Differences in trial populations and designs limit direct comparisons between agents. However, the consistent efficacy of oral SERDs and PROTACs in ESR1-mutant mBC highlights their potential to overcome endocrine resistance. The use of ctDNA monitoring for early detection of resistance mutations represents a promising strategy to optimize treatment timing and outcomes.

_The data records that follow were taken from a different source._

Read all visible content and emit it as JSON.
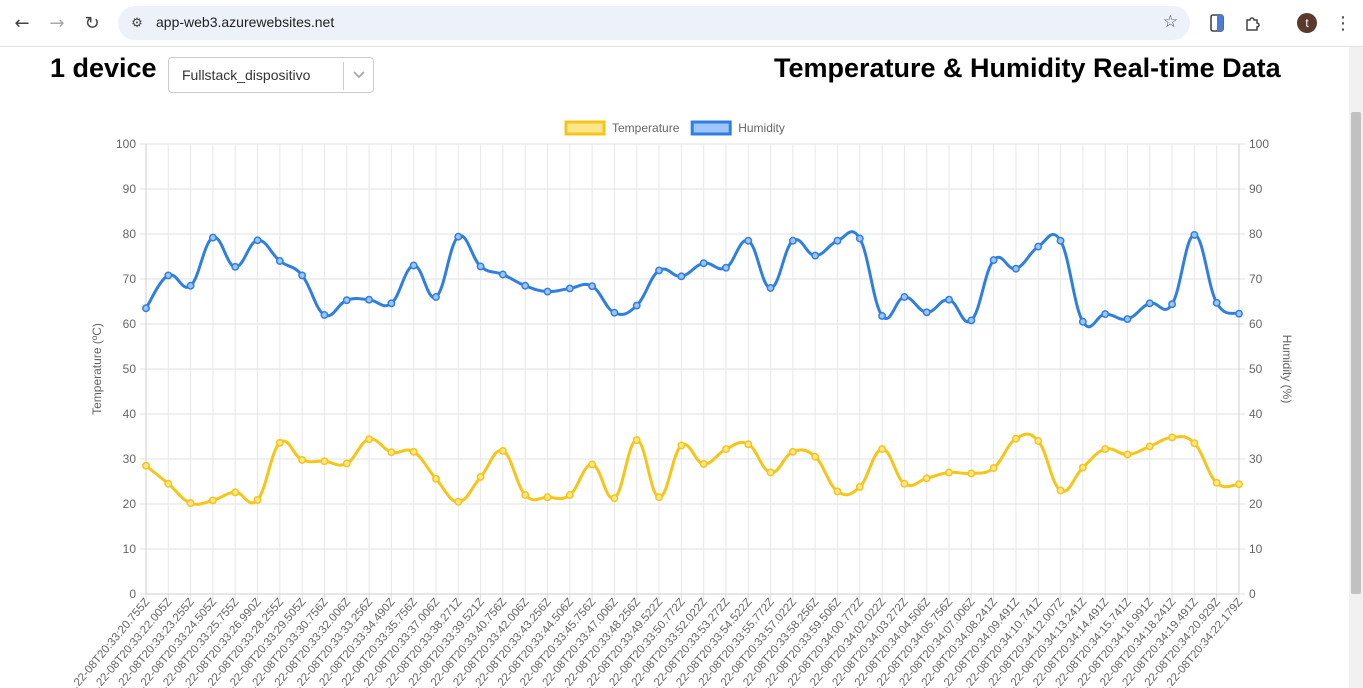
{
  "browser": {
    "url": "app-web3.azurewebsites.net",
    "avatar_letter": "t"
  },
  "header": {
    "device_count": "1 device",
    "selected_device": "Fullstack_dispositivo",
    "title": "Temperature & Humidity Real-time Data"
  },
  "chart_data": {
    "type": "line",
    "legend_position": "top",
    "grid": true,
    "left_axis_label": "Temperature (ºC)",
    "right_axis_label": "Humidity (%)",
    "ylim": [
      0,
      100
    ],
    "y_ticks": [
      0,
      10,
      20,
      30,
      40,
      50,
      60,
      70,
      80,
      90,
      100
    ],
    "x": [
      "…22-08T20:33:20.755Z",
      "…22-08T20:33:22.005Z",
      "…22-08T20:33:23.255Z",
      "…22-08T20:33:24.505Z",
      "…22-08T20:33:25.755Z",
      "…22-08T20:33:26.990Z",
      "…22-08T20:33:28.255Z",
      "…22-08T20:33:29.505Z",
      "…22-08T20:33:30.756Z",
      "…22-08T20:33:32.006Z",
      "…22-08T20:33:33.256Z",
      "…22-08T20:33:34.490Z",
      "…22-08T20:33:35.756Z",
      "…22-08T20:33:37.006Z",
      "…22-08T20:33:38.271Z",
      "…22-08T20:33:39.521Z",
      "…22-08T20:33:40.756Z",
      "…22-08T20:33:42.006Z",
      "…22-08T20:33:43.256Z",
      "…22-08T20:33:44.506Z",
      "…22-08T20:33:45.756Z",
      "…22-08T20:33:47.006Z",
      "…22-08T20:33:48.256Z",
      "…22-08T20:33:49.522Z",
      "…22-08T20:33:50.772Z",
      "…22-08T20:33:52.022Z",
      "…22-08T20:33:53.272Z",
      "…22-08T20:33:54.522Z",
      "…22-08T20:33:55.772Z",
      "…22-08T20:33:57.022Z",
      "…22-08T20:33:58.256Z",
      "…22-08T20:33:59.506Z",
      "…22-08T20:34:00.772Z",
      "…22-08T20:34:02.022Z",
      "…22-08T20:34:03.272Z",
      "…22-08T20:34:04.506Z",
      "…22-08T20:34:05.756Z",
      "…22-08T20:34:07.006Z",
      "…22-08T20:34:08.241Z",
      "…22-08T20:34:09.491Z",
      "…22-08T20:34:10.741Z",
      "…22-08T20:34:12.007Z",
      "…22-08T20:34:13.241Z",
      "…22-08T20:34:14.491Z",
      "…22-08T20:34:15.741Z",
      "…22-08T20:34:16.991Z",
      "…22-08T20:34:18.241Z",
      "…22-08T20:34:19.491Z",
      "…22-08T20:34:20.929Z",
      "…22-08T20:34:22.179Z"
    ],
    "series": [
      {
        "name": "Temperature",
        "color": "#f5c518",
        "fill": "#fde68a",
        "axis": "left",
        "values": [
          28.5,
          24.5,
          20.2,
          20.8,
          22.6,
          20.9,
          33.6,
          29.8,
          29.5,
          29.0,
          34.4,
          31.5,
          31.6,
          25.6,
          20.5,
          26.0,
          31.8,
          22.0,
          21.5,
          22.0,
          28.8,
          21.3,
          34.2,
          21.5,
          33.0,
          28.9,
          32.2,
          33.3,
          27.0,
          31.6,
          30.5,
          22.8,
          23.8,
          32.2,
          24.5,
          25.7,
          27.0,
          26.8,
          28.0,
          34.5,
          34.0,
          23.0,
          28.1,
          32.2,
          31.0,
          32.8,
          34.8,
          33.5,
          24.7,
          24.4
        ]
      },
      {
        "name": "Humidity",
        "color": "#2f7fe0",
        "fill": "#9ec5fb",
        "axis": "right",
        "values": [
          63.5,
          70.8,
          68.5,
          79.2,
          72.7,
          78.6,
          74.0,
          70.8,
          62.0,
          65.3,
          65.4,
          64.6,
          73.0,
          66.0,
          79.4,
          72.8,
          71.0,
          68.5,
          67.2,
          67.9,
          68.4,
          62.5,
          64.1,
          71.9,
          70.6,
          73.5,
          72.5,
          78.5,
          68.0,
          78.5,
          75.2,
          78.5,
          79.0,
          61.8,
          66.0,
          62.6,
          65.4,
          60.8,
          74.2,
          72.3,
          77.2,
          78.5,
          60.5,
          62.2,
          61.1,
          64.6,
          64.4,
          79.8,
          64.7,
          62.3
        ]
      }
    ]
  }
}
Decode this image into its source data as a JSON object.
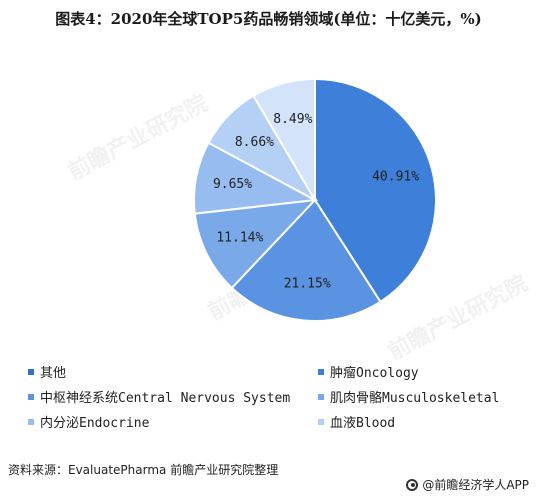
{
  "title": "图表4：2020年全球TOP5药品畅销领域(单位：十亿美元，%)",
  "source": "资料来源：EvaluatePharma 前瞻产业研究院整理",
  "brand": "@前瞻经济学人APP",
  "watermark": "前瞻产业研究院",
  "chart_data": {
    "type": "pie",
    "title": "图表4：2020年全球TOP5药品畅销领域(单位：十亿美元，%)",
    "slices": [
      {
        "name": "肿瘤Oncology",
        "value": 40.91,
        "label": "40.91%",
        "color": "#3d7fd9"
      },
      {
        "name": "中枢神经系统Central Nervous System",
        "value": 21.15,
        "label": "21.15%",
        "color": "#5b93e3"
      },
      {
        "name": "肌肉骨骼Musculoskeletal",
        "value": 11.14,
        "label": "11.14%",
        "color": "#7aa9ea"
      },
      {
        "name": "内分泌Endocrine",
        "value": 9.65,
        "label": "9.65%",
        "color": "#97bcf0"
      },
      {
        "name": "血液Blood",
        "value": 8.66,
        "label": "8.66%",
        "color": "#b5d0f5"
      },
      {
        "name": "其他",
        "value": 8.49,
        "label": "8.49%",
        "color": "#d3e3fa"
      }
    ],
    "legend": [
      {
        "label": "其他",
        "color": "#2f6fd0"
      },
      {
        "label": "肿瘤Oncology",
        "color": "#3d7fd9"
      },
      {
        "label": "中枢神经系统Central Nervous System",
        "color": "#5b93e3"
      },
      {
        "label": "肌肉骨骼Musculoskeletal",
        "color": "#7aa9ea"
      },
      {
        "label": "内分泌Endocrine",
        "color": "#97bcf0"
      },
      {
        "label": "血液Blood",
        "color": "#b5d0f5"
      }
    ],
    "legend_position": "bottom",
    "start_angle": "top, clockwise"
  }
}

Ongoing combination studies with CDK4/6 inhibitors, mTOR inhibitors, and other targeted agents may further enhance therapeutic options. Safety profiles vary among agents, necessitating careful management of side effects such as nausea, cytopenias, and cardiac effects.

Conclusion

Emerging endocrine therapies targeting the ER through novel degradation mechanisms, including oral SERDs and PROTACs, offer significant advances in managing ER+/HER2- mBC, particularly in patients harboring ESR1 mutations. Clinical trials demonstrate improved PFS with these agents and introduce new paradigms for early intervention guided by molecular monitoring. These developments hold promise for improving patient outcomes and expanding personalized treatment strategies in this challenging disease setting.